Rates
The sub-capitation per-member, per month (PMPM) rate covers the average monthly per-member costs for a defined set of primary care services, and it is developed based on a historical period of fee-for-service (FFS) claims for these services. Any services that are not part of the primary care sub-capitation set of services are paid FFS. Please refer to the section Rate Methodology for more details.

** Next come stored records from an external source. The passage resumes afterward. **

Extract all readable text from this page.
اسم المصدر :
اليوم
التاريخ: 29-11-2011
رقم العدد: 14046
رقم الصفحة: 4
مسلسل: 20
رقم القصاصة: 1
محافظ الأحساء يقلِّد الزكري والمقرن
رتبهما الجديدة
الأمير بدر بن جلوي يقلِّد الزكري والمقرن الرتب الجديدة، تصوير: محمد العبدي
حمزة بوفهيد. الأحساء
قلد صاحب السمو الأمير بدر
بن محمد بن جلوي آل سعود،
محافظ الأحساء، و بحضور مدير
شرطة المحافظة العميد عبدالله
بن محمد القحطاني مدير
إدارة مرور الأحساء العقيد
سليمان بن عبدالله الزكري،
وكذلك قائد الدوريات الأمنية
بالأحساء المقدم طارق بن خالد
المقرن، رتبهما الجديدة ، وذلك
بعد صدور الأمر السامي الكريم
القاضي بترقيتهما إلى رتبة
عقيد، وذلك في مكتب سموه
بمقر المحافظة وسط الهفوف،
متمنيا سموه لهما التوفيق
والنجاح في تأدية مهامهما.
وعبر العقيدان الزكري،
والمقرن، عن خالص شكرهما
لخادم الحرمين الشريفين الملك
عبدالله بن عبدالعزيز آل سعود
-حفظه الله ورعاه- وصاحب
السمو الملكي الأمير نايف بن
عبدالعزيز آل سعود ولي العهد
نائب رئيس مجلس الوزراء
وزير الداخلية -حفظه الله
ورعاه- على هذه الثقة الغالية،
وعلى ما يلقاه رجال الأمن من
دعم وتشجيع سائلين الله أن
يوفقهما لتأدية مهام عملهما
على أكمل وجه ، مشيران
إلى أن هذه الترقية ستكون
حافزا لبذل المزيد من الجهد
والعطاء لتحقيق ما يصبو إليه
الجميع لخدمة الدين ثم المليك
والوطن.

As part of the overall PMPM rate, practices receive a “clinical tier enhanced payment” each month that accounts for and incentivizes investments in enhanced primary care capabilities. Practices fall into one of three clinical tiers based on a set of criteria. Enhanced payments increase by clinical tier to reflect more advanced capacity to provide integrated, team-based care. For more details, please refer to the section Care Delivery Transformation.
Claims Processing
Under Primary Care Sub-Capitation, practices must submit claims for all services provided. For services that are not covered by the sub-capitation PMPM rate, providers are paid FFS. For services that are covered by sub-capitation, claims are “zero-paid” because these services are reimbursed through the sub-capitation PMPM rate. To determine if a claim is included in the primary care sub-capitation PMPM, and therefore, should be zero-paid; MassHealth considers the following:
- Does the patient meet the Member Attribution criteria?
- Is the CPT code included in the current code set?

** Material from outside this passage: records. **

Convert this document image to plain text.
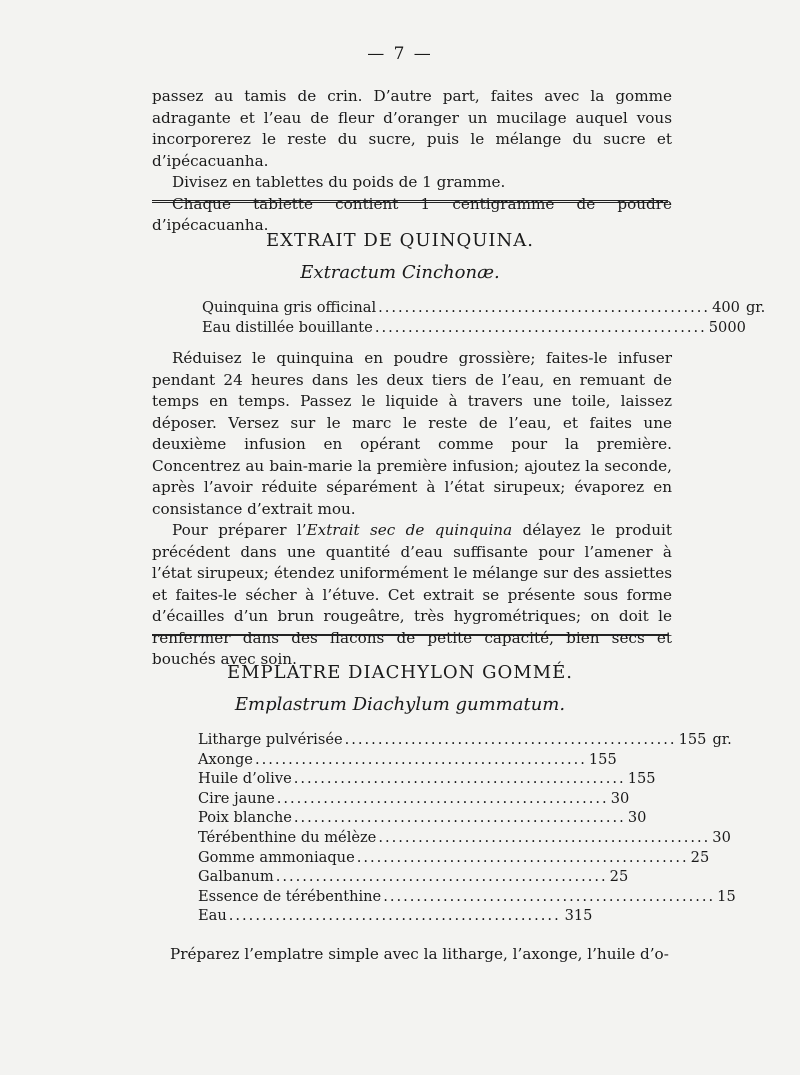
— 7 —

passez au tamis de crin. D’autre part, faites avec la gomme adragante et l’eau de fleur d’oranger un mucilage auquel vous incorporerez le reste du sucre, puis le mélange du sucre et d’ipécacuanha.

Divisez en tablettes du poids de 1 gramme.

Chaque tablette contient 1 centigramme de poudre d’ipécacuanha.

EXTRAIT DE QUINQUINA.
Extractum Cinchonæ.
Quinquina gris officinal .................................................. 400 gr.
Eau distillée bouillante .................................................. 5000

Réduisez le quinquina en poudre grossière; faites-le infuser pendant 24 heures dans les deux tiers de l’eau, en remuant de temps en temps. Passez le liquide à travers une toile, laissez déposer. Versez sur le marc le reste de l’eau, et faites une deuxième infusion en opérant comme pour la première. Concentrez au bain-marie la première infusion; ajoutez la seconde, après l’avoir réduite séparément à l’état sirupeux; évaporez en consistance d’extrait mou.

Pour préparer l’Extrait sec de quinquina délayez le produit précédent dans une quantité d’eau suffisante pour l’amener à l’état sirupeux; étendez uniformément le mélange sur des assiettes et faites-le sécher à l’étuve. Cet extrait se présente sous forme d’écailles d’un brun rougeâtre, très hygrométriques; on doit le renfermer dans des flacons de petite capacité, bien secs et bouchés avec soin.

EMPLATRE DIACHYLON GOMMÉ.
Emplastrum Diachylum gummatum.
Litharge pulvérisée .................................................. 155 gr.
Axonge .................................................. 155
Huile d’olive .................................................. 155
Cire jaune .................................................. 30
Poix blanche .................................................. 30
Térébenthine du mélèze .................................................. 30
Gomme ammoniaque .................................................. 25
Galbanum .................................................. 25
Essence de térébenthine .................................................. 15
Eau .................................................. 315

Préparez l’emplatre simple avec la litharge, l’axonge, l’huile d’o-
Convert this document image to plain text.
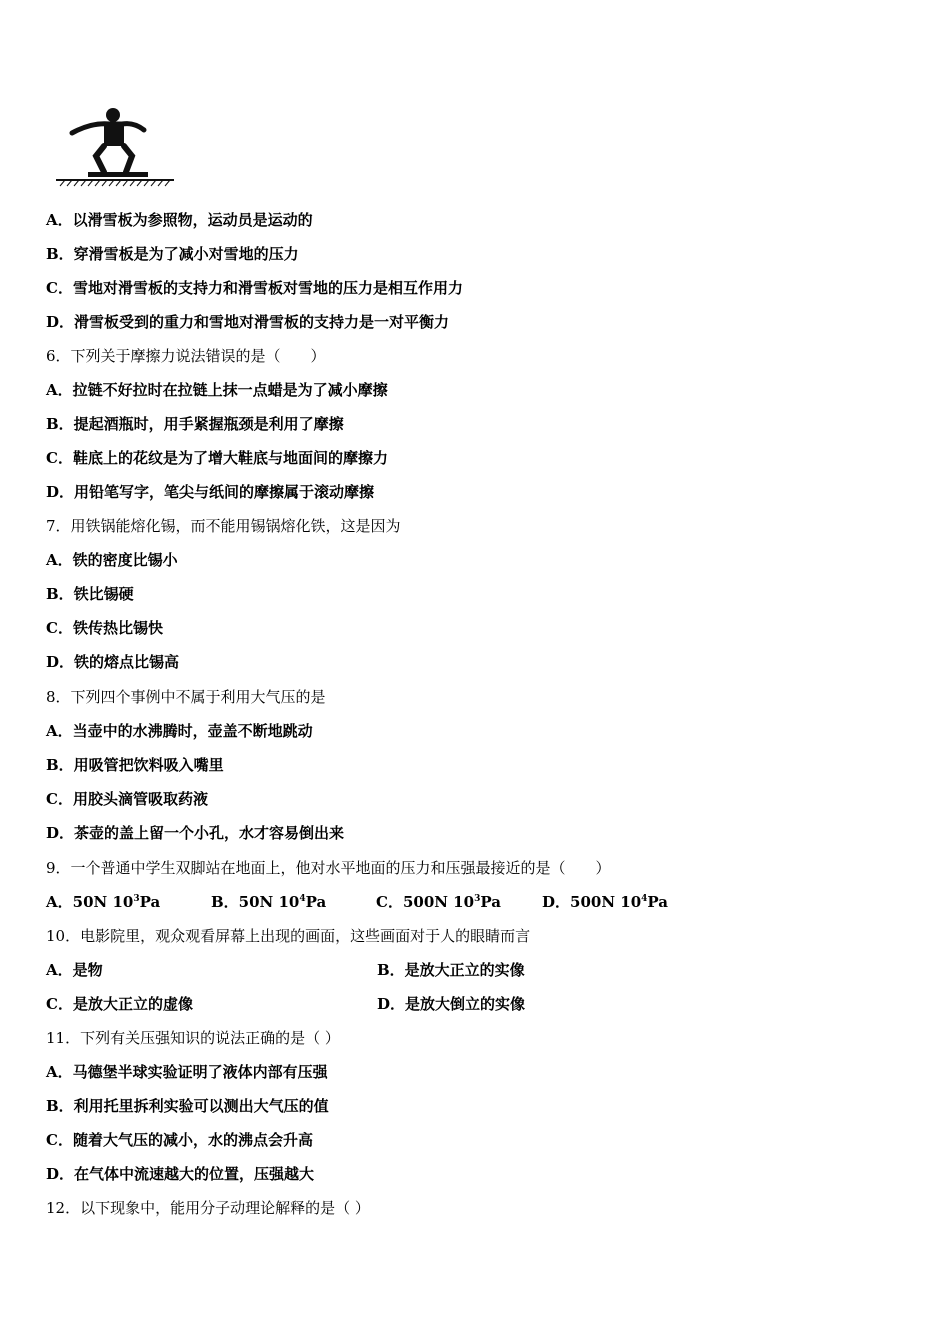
A．以滑雪板为参照物，运动员是运动的
B．穿滑雪板是为了减小对雪地的压力
C．雪地对滑雪板的支持力和滑雪板对雪地的压力是相互作用力
D．滑雪板受到的重力和雪地对滑雪板的支持力是一对平衡力
6．下列关于摩擦力说法错误的是（　　）
A．拉链不好拉时在拉链上抹一点蜡是为了减小摩擦
B．提起酒瓶时，用手紧握瓶颈是利用了摩擦
C．鞋底上的花纹是为了增大鞋底与地面间的摩擦力
D．用铅笔写字，笔尖与纸间的摩擦属于滚动摩擦
7．用铁锅能熔化锡，而不能用锡锅熔化铁，这是因为
A．铁的密度比锡小
B．铁比锡硬
C．铁传热比锡快
D．铁的熔点比锡高
8．下列四个事例中不属于利用大气压的是
A．当壶中的水沸腾时，壶盖不断地跳动
B．用吸管把饮料吸入嘴里
C．用胶头滴管吸取药液
D．茶壶的盖上留一个小孔，水才容易倒出来
9．一个普通中学生双脚站在地面上，他对水平地面的压力和压强最接近的是（　　）
A．50N $10^3Pa$	B．50N $10^4Pa$	C．500N $10^3Pa$	D．500N $10^4Pa$
10．电影院里，观众观看屏幕上出现的画面，这些画面对于人的眼睛而言
A．是物	B．是放大正立的实像
C．是放大正立的虚像	D．是放大倒立的实像
11．下列有关压强知识的说法正确的是（ ）
A．马德堡半球实验证明了液体内部有压强
B．利用托里拆利实验可以测出大气压的值
C．随着大气压的减小，水的沸点会升高
D．在气体中流速越大的位置，压强越大
12．以下现象中，能用分子动理论解释的是（ ）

- Were the services rendered by a provider with a qualifying provider type and specialty?
For example, a claim submitted by a group practice organization with CPT code 99213 for a patient visiting their pediatrician would be zero-paid as this service is included in the sub-capitation PMPM. If the member attribution, CPT code, provider type, or provider specialty on the claim indicate that the services provided were not covered under the sub-capitation PMPM, the claim would be paid FFS.
Flow of Funds
MassHealth pays its Accountable Care Organizations (ACOs) a monthly capitation for each member enrolled. A portion of this is allocated to the Primary Care Sub-Capitation Program (this is why it’s called a “sub-capitation” – it’s a capitation that falls within the broader capitation payment to the ACO).
MassHealth develops primary care sub-capitation rates at the tax identification number (TIN) level. A TIN could correspond to a single practitioner, single practice’s office site, several sites, or in some cases, a large multispecialty group of providers. ACOs are contractually obligated to make sub-capitation payments to each participating TIN for all members attributed to that TIN each month (Accountable Care Partnership Plan Contract Section 2.23.A.1.h, Primary Care Accountable Care Organization Contract Section 2.14.A.1.h). If there are multiple unique practices that share one TIN, the ACO or TIN may determine how the base rate is allocated to each practice, as long as each practice’s clinical tier is reflected in their payment. TINs will receive the PMPM payment each month; however, ACOs must adjust payments regularly to accurately reflect changes to MassHealth enrollment or to the practice’s patient panel. MassHealth monitors and enforces payment requirements on a regular basis.